# auger will stop/wont throw snow?????????



## patmil (Dec 12, 2014)

hello'
toro ccr 2450 (38413) year 2001
put new blades,scraper,belt on.
auger will stop where it should plow right through. auger and belt will stop but engine pulley still moves.engine is not bogging down. its either the belt (95-6151) or the auger pulley. is their a shorter belt? auger pulley worn ?
i will tip forward so paddles will hit ground and they will stop.

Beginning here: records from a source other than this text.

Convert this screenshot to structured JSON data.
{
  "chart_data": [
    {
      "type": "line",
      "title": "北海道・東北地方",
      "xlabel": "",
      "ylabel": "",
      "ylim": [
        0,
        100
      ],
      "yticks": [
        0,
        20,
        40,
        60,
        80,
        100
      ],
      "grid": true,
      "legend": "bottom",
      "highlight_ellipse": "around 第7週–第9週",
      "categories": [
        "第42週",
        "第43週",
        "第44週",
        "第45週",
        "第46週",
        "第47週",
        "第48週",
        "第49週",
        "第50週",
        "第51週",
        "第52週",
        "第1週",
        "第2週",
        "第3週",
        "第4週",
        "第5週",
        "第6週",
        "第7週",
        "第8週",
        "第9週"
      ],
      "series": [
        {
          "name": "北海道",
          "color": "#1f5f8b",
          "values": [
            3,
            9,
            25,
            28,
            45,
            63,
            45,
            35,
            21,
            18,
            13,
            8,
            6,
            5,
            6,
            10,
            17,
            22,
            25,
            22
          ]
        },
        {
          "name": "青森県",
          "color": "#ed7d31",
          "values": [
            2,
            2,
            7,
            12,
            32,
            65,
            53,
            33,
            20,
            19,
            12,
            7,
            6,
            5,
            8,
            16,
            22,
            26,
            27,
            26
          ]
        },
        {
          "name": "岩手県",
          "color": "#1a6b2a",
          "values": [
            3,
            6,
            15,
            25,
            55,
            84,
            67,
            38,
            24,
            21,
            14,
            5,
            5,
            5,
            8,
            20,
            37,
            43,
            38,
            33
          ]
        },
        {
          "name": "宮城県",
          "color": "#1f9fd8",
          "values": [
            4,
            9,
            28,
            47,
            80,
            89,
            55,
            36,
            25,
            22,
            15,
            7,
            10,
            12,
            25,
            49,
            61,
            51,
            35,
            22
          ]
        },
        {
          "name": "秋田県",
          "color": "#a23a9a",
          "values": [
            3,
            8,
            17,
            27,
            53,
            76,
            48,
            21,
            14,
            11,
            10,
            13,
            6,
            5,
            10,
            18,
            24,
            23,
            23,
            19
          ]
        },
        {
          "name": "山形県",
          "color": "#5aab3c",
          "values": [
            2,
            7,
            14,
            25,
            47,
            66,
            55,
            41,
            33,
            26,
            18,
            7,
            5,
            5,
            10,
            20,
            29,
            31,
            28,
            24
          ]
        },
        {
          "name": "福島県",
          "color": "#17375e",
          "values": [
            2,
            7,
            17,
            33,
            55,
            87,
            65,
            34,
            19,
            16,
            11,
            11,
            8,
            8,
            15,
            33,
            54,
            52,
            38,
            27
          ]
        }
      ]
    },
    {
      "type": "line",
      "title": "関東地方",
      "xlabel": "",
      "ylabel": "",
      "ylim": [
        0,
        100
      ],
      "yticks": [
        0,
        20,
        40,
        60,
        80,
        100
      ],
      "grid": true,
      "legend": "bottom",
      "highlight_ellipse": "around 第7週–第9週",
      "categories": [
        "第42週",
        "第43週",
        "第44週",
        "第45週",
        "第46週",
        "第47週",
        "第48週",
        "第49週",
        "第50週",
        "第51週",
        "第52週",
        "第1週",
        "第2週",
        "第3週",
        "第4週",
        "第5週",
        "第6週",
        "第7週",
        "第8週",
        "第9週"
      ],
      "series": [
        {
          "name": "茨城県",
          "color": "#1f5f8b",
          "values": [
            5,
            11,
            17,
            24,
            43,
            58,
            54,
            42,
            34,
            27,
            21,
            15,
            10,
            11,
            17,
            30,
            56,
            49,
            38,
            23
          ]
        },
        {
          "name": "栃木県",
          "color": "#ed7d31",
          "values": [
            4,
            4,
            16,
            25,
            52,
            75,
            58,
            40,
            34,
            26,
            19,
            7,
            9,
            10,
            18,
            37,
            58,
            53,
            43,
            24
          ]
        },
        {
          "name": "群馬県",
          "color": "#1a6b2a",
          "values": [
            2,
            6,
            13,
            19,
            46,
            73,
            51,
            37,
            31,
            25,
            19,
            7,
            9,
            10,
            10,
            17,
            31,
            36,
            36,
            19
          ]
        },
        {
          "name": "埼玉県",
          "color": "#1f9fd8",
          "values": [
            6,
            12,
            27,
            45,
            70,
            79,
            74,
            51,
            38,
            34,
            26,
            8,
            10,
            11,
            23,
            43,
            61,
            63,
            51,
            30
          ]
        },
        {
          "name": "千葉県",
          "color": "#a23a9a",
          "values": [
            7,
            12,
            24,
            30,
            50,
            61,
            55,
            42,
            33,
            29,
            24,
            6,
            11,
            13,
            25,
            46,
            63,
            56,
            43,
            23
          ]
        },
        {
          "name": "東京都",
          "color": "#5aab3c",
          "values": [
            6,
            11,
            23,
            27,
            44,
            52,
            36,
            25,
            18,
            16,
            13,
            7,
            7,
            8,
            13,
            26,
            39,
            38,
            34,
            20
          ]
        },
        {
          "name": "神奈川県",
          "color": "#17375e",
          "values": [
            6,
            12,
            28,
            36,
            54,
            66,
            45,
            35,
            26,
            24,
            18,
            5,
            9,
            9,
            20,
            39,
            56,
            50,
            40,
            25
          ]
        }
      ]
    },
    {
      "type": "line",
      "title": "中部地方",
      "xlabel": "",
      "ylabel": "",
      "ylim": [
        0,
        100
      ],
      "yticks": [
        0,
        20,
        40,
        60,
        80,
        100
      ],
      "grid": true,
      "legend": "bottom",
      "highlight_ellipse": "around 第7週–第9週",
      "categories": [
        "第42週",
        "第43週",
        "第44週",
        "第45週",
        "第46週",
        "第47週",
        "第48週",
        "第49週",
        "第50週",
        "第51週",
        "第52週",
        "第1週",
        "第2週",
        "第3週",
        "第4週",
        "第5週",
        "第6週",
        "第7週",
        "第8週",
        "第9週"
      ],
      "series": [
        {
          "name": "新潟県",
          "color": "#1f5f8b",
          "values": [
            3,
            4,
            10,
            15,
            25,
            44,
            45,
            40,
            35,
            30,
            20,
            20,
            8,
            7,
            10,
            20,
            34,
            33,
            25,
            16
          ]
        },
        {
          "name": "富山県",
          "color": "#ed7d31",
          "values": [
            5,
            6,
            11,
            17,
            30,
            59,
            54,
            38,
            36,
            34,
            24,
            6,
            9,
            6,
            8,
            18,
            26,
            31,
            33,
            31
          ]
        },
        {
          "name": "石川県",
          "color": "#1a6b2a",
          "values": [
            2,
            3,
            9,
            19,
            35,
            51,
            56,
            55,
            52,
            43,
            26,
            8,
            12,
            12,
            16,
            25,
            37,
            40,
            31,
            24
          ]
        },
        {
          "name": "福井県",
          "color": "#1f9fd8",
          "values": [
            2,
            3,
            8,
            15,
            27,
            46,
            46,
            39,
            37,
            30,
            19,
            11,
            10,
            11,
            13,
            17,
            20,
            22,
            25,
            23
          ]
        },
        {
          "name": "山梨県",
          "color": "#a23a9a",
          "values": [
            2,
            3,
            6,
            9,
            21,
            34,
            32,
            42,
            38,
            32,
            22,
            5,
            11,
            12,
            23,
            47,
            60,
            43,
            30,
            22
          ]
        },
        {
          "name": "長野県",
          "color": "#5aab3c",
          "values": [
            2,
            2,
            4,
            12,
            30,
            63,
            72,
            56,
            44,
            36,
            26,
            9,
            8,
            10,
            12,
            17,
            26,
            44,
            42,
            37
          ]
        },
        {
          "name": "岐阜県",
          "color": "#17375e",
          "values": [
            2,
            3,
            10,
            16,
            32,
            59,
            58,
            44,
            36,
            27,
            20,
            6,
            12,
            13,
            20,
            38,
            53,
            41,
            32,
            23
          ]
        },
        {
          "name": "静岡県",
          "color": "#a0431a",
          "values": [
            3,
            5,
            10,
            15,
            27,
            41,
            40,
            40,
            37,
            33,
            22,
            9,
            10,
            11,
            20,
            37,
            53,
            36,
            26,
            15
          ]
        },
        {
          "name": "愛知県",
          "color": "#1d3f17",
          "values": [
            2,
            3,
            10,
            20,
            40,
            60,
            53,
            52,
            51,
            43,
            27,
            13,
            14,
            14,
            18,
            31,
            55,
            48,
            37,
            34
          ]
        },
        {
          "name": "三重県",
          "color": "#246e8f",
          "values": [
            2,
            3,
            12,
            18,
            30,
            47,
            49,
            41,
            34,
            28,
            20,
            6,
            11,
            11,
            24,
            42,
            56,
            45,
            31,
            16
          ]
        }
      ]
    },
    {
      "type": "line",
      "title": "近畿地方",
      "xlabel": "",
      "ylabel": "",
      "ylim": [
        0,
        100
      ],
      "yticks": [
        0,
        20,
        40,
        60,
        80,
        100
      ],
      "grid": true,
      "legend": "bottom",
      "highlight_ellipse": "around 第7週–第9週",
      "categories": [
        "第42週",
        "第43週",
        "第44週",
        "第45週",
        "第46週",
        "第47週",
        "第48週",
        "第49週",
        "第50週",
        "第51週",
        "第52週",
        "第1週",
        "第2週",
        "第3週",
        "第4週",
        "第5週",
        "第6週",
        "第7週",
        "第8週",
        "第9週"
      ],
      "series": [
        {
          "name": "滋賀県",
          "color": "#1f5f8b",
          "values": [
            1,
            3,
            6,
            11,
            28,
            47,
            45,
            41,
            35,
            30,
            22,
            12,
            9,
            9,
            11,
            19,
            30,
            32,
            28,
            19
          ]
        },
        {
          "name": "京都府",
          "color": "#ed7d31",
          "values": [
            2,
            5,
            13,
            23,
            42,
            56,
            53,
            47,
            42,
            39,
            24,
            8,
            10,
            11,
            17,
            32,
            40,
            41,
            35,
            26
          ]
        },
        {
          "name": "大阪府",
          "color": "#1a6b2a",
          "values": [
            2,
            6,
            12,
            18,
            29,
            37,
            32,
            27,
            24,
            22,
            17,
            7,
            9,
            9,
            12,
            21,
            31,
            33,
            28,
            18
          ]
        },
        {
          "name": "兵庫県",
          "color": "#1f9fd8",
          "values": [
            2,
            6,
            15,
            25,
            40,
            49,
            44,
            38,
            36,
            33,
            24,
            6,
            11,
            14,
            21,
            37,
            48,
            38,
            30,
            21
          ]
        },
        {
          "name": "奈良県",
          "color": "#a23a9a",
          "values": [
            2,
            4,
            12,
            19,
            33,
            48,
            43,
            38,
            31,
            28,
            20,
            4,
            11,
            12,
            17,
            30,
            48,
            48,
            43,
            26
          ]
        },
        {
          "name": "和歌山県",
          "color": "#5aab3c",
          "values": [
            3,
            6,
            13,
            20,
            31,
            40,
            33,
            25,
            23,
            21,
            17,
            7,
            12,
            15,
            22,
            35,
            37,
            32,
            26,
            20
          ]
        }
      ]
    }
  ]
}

any info will help..........


and its not the shear bolt!


----------



## detdrbuzzard (Jan 20, 2012)

is the belt routed correctly


----------



## 69ariens (Jan 29, 2011)

Thats what my 2450 was do in. On mine the auger housing is all bent up and rot. The blades are locking up on the housing.


----------



## patmil (Dec 12, 2014)

*yes*

belt is routed correct. bottom housing is new. auger spins freely by hand.


----------



## Big Ed (Feb 10, 2013)

Does the pulley sit on a key?


----------



## patmil (Dec 12, 2014)

engine pulley has keyway with two set screws.
dont know about auger pulley. have to check. what are you thinking??humm


----------



## detdrbuzzard (Jan 20, 2012)

make sure the bolt holding the auger pulley didn't come loose and check the tension on the belt when the bailer bar is engaged


----------



## patmil (Dec 12, 2014)

Well I bought a new belt and it works. Must of got a belt that was sitting in the back room for a couple years.


----------